Commenter un petit livre récent sur la survie en forêt me rappelle une réflexion que j'ai eu cette été.
De la même manière qu'en milieu urbain repérer ses portes de sortie à l'avance peut s'avérer salvateur, je me suis dit plusieurs fois sur les pistes cet "été"… "Et si ?"
Dans une situation où l'on se perd dans la nature, dans une situation où les éléments nous dépassent, on a parfois à suppléer le manque au niveau matériel par ce qu'on trouve sur le terrain. Et c'est peut-être complètement débile, mais je me suis dit plusieurs fois, si je suis trop lège, je fonce dans la forêt. Peut-être parce que tous les stages que j'ai pu faire étaient en milieu plus ou moins forestier ?
Toujours est-il que c'est là que je pense pouvoir trouver le plus de matières premières, d'abris naturels, et que je sais avoir de grandes chances de trouver aussi de l'eau (à croiser avec la orme du terrain). La vie en est la preuve, non ?

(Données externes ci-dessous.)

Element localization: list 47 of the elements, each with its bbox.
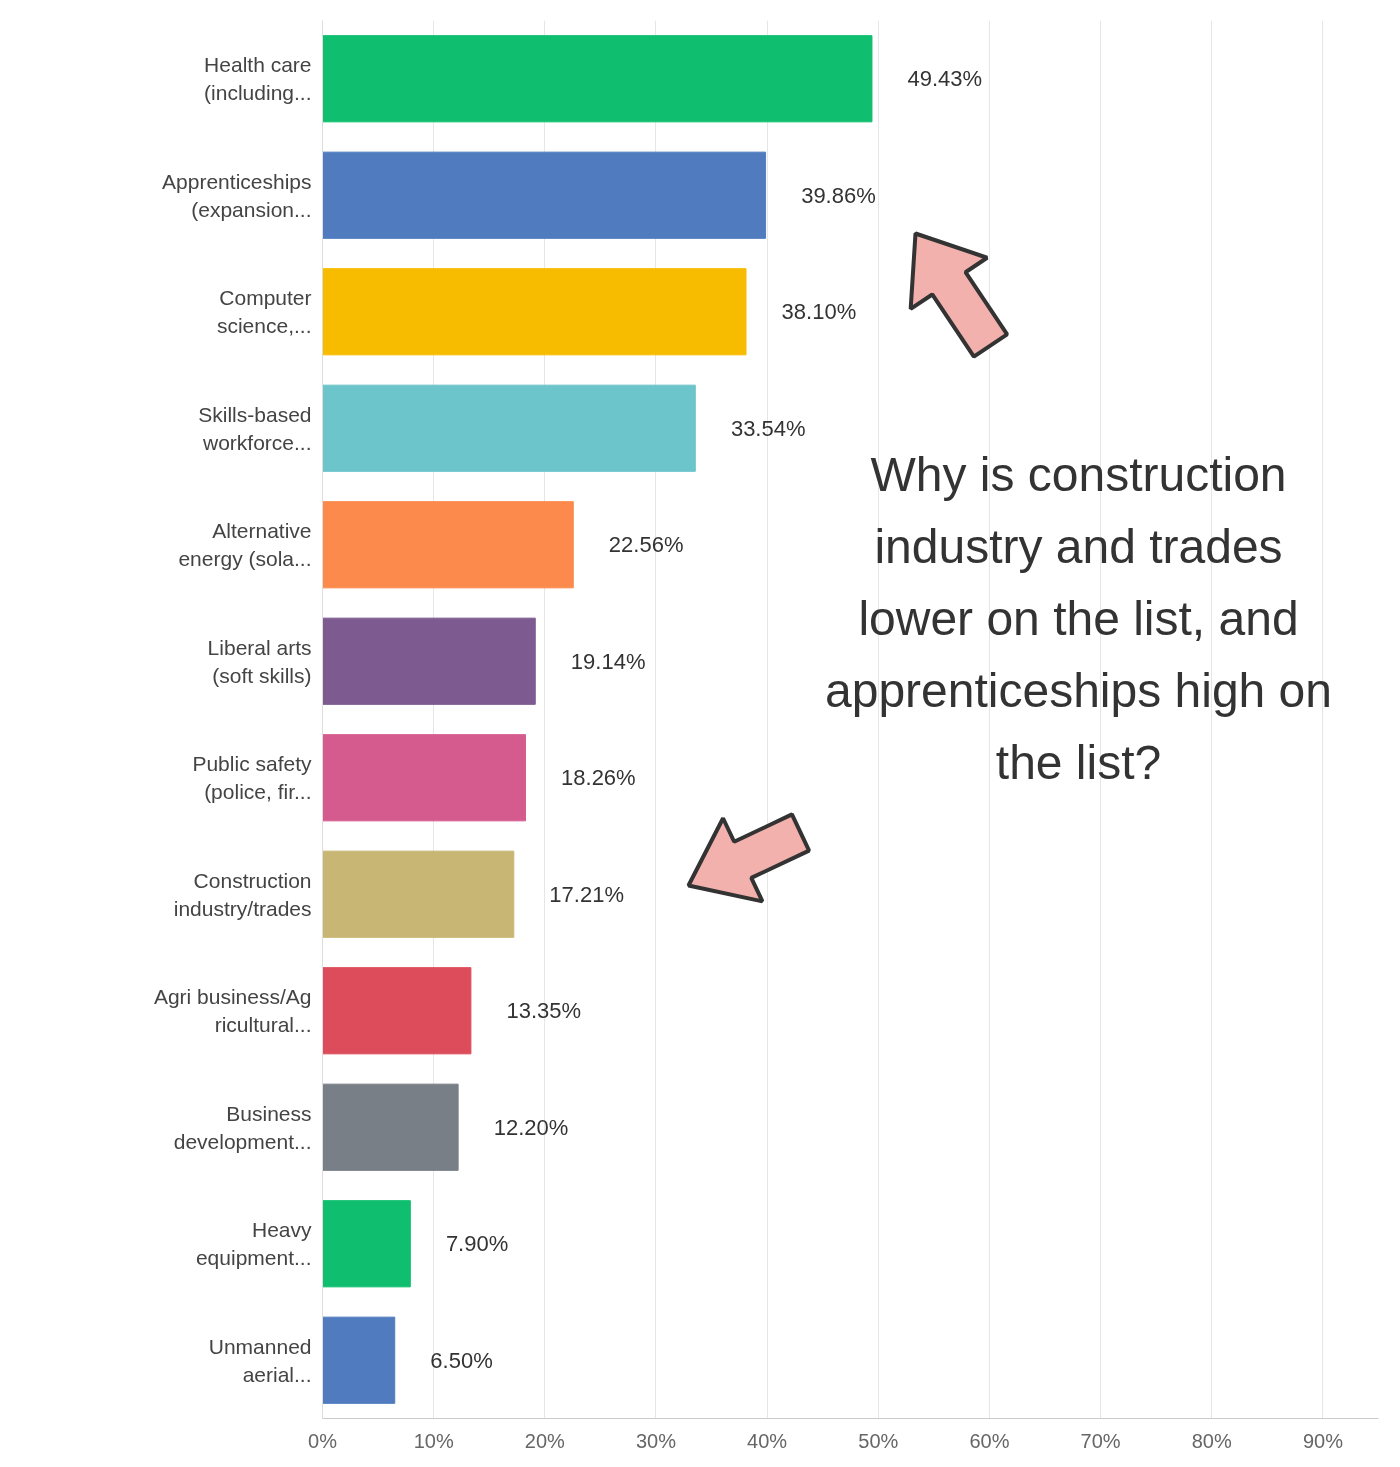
- data-label: 33.54%: [730, 415, 806, 441]
- data-label: 13.35%: [506, 998, 582, 1024]
- bar: [322, 151, 767, 239]
- y-tick-label: Computer science,...: [216, 286, 312, 338]
- data-label: 49.43%: [907, 66, 983, 92]
- x-tick-label: 70%: [1080, 1429, 1121, 1452]
- x-tick-label: 90%: [1302, 1429, 1344, 1452]
- x-tick-label: 20%: [524, 1429, 566, 1452]
- data-label: 18.26%: [561, 765, 636, 791]
- x-tick-label: 10%: [413, 1429, 454, 1452]
- bar: [322, 850, 515, 938]
- y-tick-label: Apprenticeships (expansion...: [162, 169, 312, 221]
- x-tick-label: 40%: [747, 1429, 788, 1452]
- bar: [322, 617, 536, 705]
- y-tick-label: Construction industry/trades: [173, 868, 312, 920]
- x-tick-label: 30%: [635, 1429, 677, 1452]
- data-label: 39.86%: [801, 182, 876, 208]
- bar: [322, 734, 526, 822]
- y-tick-label: Agri business/Ag ricultural...: [153, 985, 312, 1037]
- y-tick-label: Skills-based workforce...: [198, 402, 312, 454]
- y-tick-label: Health care (including...: [204, 53, 312, 105]
- data-label: 38.10%: [781, 299, 857, 325]
- data-label: 6.50%: [430, 1347, 493, 1373]
- bar: [322, 967, 472, 1055]
- x-tick-label: 50%: [858, 1429, 899, 1452]
- bar: [322, 35, 873, 123]
- y-tick-label: Unmanned aerial...: [208, 1334, 312, 1386]
- x-tick-label: 80%: [1191, 1429, 1232, 1452]
- data-label: 19.14%: [570, 648, 646, 674]
- x-tick-label: 60%: [969, 1429, 1010, 1452]
- data-label: 12.20%: [493, 1114, 569, 1140]
- bar: [322, 1083, 459, 1171]
- y-tick-label: Liberal arts (soft skills): [207, 635, 312, 687]
- y-tick-label: Heavy equipment...: [195, 1218, 312, 1270]
- y-tick-label: Business development...: [173, 1101, 312, 1153]
- bar: [322, 501, 574, 589]
- y-tick-label: Public safety (police, fir...: [192, 752, 312, 804]
- bar: [322, 384, 696, 472]
- data-label: 22.56%: [608, 532, 684, 558]
- y-tick-label: Alternative energy (sola...: [178, 519, 312, 571]
- annotation: Why is construction industry and trades lower on the list, and apprenticeships high on the list?: [824, 447, 1333, 789]
- x-tick-label: 0%: [308, 1429, 338, 1452]
- data-label: 17.21%: [549, 881, 624, 907]
- bar: [322, 1316, 396, 1404]
- bar: [322, 1200, 411, 1288]
- data-label: 7.90%: [445, 1231, 509, 1257]
- bar: [322, 268, 747, 356]
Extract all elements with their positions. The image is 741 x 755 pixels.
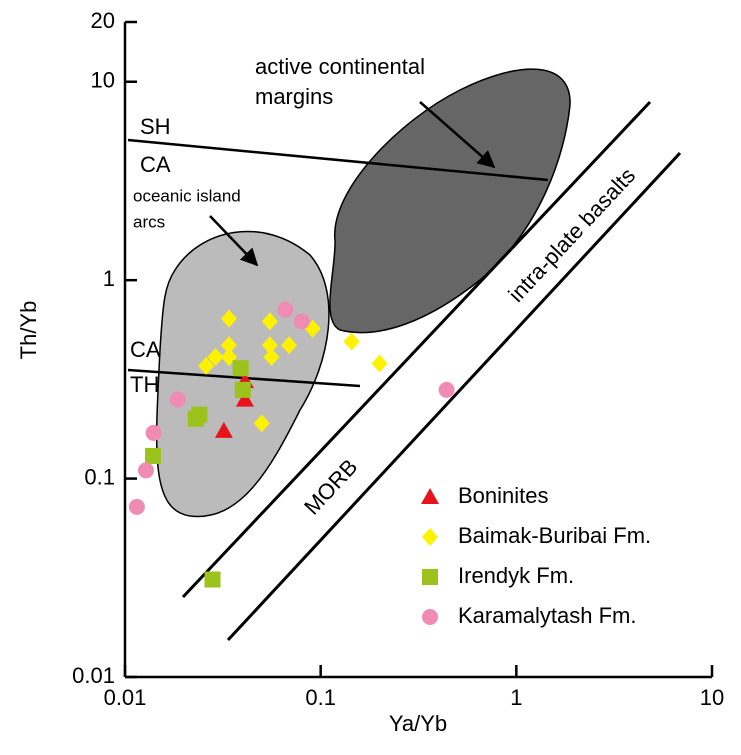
data-point [204,571,221,588]
annotation: CA [140,152,171,177]
data-point [234,381,251,398]
data-point [198,356,215,375]
legend-marker [421,488,439,504]
x-tick-label: 0.1 [305,685,336,710]
annotation: SH [140,114,171,139]
data-point [263,347,280,366]
data-point [343,332,360,351]
morb-array-lower [226,151,682,642]
y-tick-label: 0.01 [72,663,115,688]
continental-margins-field [329,68,571,334]
data-point [281,336,298,355]
data-point [128,498,145,515]
data-point [137,462,154,479]
x-tick-label: 1 [510,685,522,710]
y-tick-label: 0.1 [84,464,115,489]
sh-ca-boundary [127,138,549,182]
data-point [191,406,208,423]
data-point [371,354,388,373]
data-point [220,336,237,355]
y-tick-label: 20 [91,8,115,33]
annotation: oceanic island [133,186,241,205]
data-point [293,313,310,330]
arrow [419,101,496,169]
data-point [235,390,254,407]
y-tick-label: 10 [91,68,115,93]
legend-marker [422,569,438,585]
data-point [277,301,294,318]
annotation: arcs [133,212,165,231]
data-point [232,360,249,377]
annotation: active continental [255,54,425,79]
legend-label: Baimak-Buribai Fm. [458,523,651,548]
data-point [253,414,270,433]
x-axis-label: Ya/Yb [389,711,447,736]
data-point [207,347,224,366]
legend-marker [422,528,438,546]
data-point [145,424,162,441]
legend-label: Boninites [458,483,549,508]
annotation: margins [255,84,333,109]
y-axis-label: Th/Yb [16,301,41,360]
data-point [214,421,233,438]
data-point [261,312,278,331]
arrow [209,215,259,267]
x-tick-label: 10 [700,685,724,710]
data-point [261,336,278,355]
data-point [144,447,161,464]
morb-array-upper [181,100,652,599]
legend-marker [422,609,438,625]
data-point [438,381,455,398]
annotation: TH [130,372,159,397]
data-point [169,391,186,408]
x-tick-label: 0.01 [104,685,147,710]
legend-label: Karamalytash Fm. [458,603,637,628]
annotation: CA [130,337,161,362]
y-tick-label: 1 [103,266,115,291]
data-point [220,309,237,328]
legend-label: Irendyk Fm. [458,563,574,588]
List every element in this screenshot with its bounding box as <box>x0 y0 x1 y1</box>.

Il y a bien sûr le cas par cas. Une récente visite du coté du Morvan, avec de très visibles traces d'arbres arrachés par la tempête me fait tempérer l'absolu de ma refléxion. en même temps on a le droit d'essayer de réfléchir un peu si on en a les moyens.

Toujours est-il que je vois là un intérêt direct au bushcraft : mettre en confiance dans un milieu qui pourrait à priori sembler hostile. Il y a quelques années, je n'aurais certainement pas considéré la forêt de la même manière qu'aujourd'hui. Quand on a pas l'habitude, ça ne semble pas très accueillant. Et je ne me serais peut-être pas dit alors qu'il commence à faire sombre : "je redescend, je vais me mettre dans cette forêt ou je sais pouvoir me chauffer, m'isoler, m'abriter."
Ou peut-être beaucoup plus tard.
Je vous raconte donc un peu ma vie pour que certains puissent avoir ça en tête avant de perdre quelques heures précieuses.
Et aussi pour savoir ce que vous en pensez. Mais peut-être que ce fil ne mérite pas plus que ce qu'il est.